The projected $2.47 million surplus factors in the food services deficit and $801,605 in COVID-19 expenses and $283,469 in lost revenue due to COVID-19. NPS has saved money because it hasn’t needed to hire substitutes, Hamilton said. There are savings in extracurricular stipends and teacher salaries, all of it adding up to a $4,431,306 “turnback.”
Subtract the total $1.9 million in expenses from the $4.4 million turnback, and you get the projected $2.47 million surplus.
Under state law, the Board can retain a portion of a budget surplus equal to 1 percent of its budget. That’s the “carryover” that is often a part of the budget cycle this time of year. The $1.5 million NPS expects to request is .75 percent of the 2019-20 budget.
The Finance Committee went over its budget in great detail Wednesday, getting an overview of the student-based budgets (SBB) in every school, in a four-hour long meeting.
The school needs are so different, Board member Sherelle Harris said Thursday. “It was just really impressive to see all of this demonstrated through the budget. It was very detailed, I was able to see the budget as a whole. And I don’t think that I saw that the last time I was on the board. Barbara, you know, I know you asked a lot of questions, but it’s worth it for us to be able to see things as a whole.”

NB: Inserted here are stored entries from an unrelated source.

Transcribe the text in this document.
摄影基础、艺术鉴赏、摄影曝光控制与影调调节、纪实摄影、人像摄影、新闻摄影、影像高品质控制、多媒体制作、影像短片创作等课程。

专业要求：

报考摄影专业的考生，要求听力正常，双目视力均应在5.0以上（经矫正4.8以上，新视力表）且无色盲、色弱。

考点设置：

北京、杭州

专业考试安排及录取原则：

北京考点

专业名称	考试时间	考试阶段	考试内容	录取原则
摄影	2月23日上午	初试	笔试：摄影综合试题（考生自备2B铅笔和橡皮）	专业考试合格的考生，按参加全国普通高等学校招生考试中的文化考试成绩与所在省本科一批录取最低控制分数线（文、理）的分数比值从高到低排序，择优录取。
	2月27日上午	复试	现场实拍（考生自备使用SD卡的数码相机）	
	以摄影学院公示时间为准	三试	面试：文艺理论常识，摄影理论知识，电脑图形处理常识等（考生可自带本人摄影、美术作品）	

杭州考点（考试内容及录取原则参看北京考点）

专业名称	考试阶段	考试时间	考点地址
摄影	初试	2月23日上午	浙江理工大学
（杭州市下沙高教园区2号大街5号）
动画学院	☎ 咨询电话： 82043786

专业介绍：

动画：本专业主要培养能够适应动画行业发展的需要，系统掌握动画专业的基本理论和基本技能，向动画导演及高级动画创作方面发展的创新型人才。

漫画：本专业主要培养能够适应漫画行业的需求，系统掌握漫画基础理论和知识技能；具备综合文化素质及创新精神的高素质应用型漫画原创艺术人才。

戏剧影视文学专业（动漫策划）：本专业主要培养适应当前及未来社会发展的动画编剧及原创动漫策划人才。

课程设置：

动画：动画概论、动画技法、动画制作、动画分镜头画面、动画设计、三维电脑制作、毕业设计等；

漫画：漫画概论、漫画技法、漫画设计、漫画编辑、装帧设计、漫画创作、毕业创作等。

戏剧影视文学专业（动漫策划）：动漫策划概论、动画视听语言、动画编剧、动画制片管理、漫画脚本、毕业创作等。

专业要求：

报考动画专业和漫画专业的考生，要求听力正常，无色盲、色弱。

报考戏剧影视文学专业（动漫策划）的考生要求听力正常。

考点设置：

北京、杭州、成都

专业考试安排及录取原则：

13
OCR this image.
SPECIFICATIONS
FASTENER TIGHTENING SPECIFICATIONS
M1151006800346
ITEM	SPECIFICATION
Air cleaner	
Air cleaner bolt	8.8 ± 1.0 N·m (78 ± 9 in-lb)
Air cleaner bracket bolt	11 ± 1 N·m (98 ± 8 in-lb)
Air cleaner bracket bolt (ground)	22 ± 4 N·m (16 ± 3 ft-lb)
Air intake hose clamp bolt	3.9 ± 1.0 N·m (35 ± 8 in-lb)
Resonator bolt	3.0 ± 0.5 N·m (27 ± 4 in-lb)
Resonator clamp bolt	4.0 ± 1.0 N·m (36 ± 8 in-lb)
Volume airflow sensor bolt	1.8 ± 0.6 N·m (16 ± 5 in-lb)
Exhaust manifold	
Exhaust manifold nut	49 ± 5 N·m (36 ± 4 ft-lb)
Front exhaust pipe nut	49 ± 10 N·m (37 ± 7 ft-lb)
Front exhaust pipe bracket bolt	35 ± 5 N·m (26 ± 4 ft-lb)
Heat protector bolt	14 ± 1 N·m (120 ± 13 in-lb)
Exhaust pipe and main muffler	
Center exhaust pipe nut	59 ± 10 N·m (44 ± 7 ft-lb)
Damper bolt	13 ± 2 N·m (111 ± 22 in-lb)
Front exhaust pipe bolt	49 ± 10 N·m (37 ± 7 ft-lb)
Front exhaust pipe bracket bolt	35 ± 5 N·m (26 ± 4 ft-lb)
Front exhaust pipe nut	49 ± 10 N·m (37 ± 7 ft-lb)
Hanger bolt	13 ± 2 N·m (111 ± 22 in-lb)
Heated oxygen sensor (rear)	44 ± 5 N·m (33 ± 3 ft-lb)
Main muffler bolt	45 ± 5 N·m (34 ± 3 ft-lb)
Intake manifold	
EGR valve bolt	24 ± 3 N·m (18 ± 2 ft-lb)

Meyer-Mitchell had scheduled Thursday’s meeting for the actual vote on the budget, as the Committee members didn’t have all of the information ahead of their Wednesday meeting. The Committee voted unanimously to send the budget to the full Board, in a meeting that lasted eight minutes.

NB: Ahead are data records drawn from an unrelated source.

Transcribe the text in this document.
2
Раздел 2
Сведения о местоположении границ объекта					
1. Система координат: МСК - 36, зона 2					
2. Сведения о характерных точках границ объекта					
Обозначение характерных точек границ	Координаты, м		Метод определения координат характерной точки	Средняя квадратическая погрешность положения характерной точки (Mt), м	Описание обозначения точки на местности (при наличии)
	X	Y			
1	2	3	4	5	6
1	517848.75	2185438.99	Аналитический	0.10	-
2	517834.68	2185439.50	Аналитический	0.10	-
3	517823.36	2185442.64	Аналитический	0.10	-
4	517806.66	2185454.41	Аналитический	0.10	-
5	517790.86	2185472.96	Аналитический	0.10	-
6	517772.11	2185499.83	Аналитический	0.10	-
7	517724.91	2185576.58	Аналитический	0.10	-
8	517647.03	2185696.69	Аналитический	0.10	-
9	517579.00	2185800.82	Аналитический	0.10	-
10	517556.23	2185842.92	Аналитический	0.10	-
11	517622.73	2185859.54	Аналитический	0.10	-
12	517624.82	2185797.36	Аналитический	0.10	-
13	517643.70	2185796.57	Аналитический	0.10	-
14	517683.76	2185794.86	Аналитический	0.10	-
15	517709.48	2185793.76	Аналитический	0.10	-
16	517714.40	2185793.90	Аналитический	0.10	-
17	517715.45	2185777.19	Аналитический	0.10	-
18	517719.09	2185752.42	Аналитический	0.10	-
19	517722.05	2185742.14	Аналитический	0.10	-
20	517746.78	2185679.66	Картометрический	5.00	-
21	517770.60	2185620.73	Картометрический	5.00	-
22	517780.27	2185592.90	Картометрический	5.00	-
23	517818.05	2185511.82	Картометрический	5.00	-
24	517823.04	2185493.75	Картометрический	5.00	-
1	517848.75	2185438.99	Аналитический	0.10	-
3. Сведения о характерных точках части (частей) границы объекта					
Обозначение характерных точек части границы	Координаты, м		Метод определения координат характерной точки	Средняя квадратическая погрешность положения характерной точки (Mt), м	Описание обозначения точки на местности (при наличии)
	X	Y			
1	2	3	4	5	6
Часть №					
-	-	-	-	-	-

“I’m sorry to call the extra meeting and taking time away from people’s families, but it was really necessary for us to have the time with the materials,” Meyer-Mitchell said.
“I think you did exactly what should have been done. You know … you don’t want to vote blindly. So I personally have appreciate this extra step,” Harris said.
“I was definitely very impressed with all the information in the detail and the line items last night. I actually felt better making this decision and voting, and also knowing now that for future reference that … definitely, every school has its own independent needs,” Diana Carpio said.
“This is my best (budget) experience even though it was under the worst circumstances possible, in terms of the pandemic and the shutdown,” Meyer-Mitchell said. “But the level of communication between Central Office and the buildings and the Board has made me sleep better at night, and feel that we are serving the community in the way that they would like to be served.”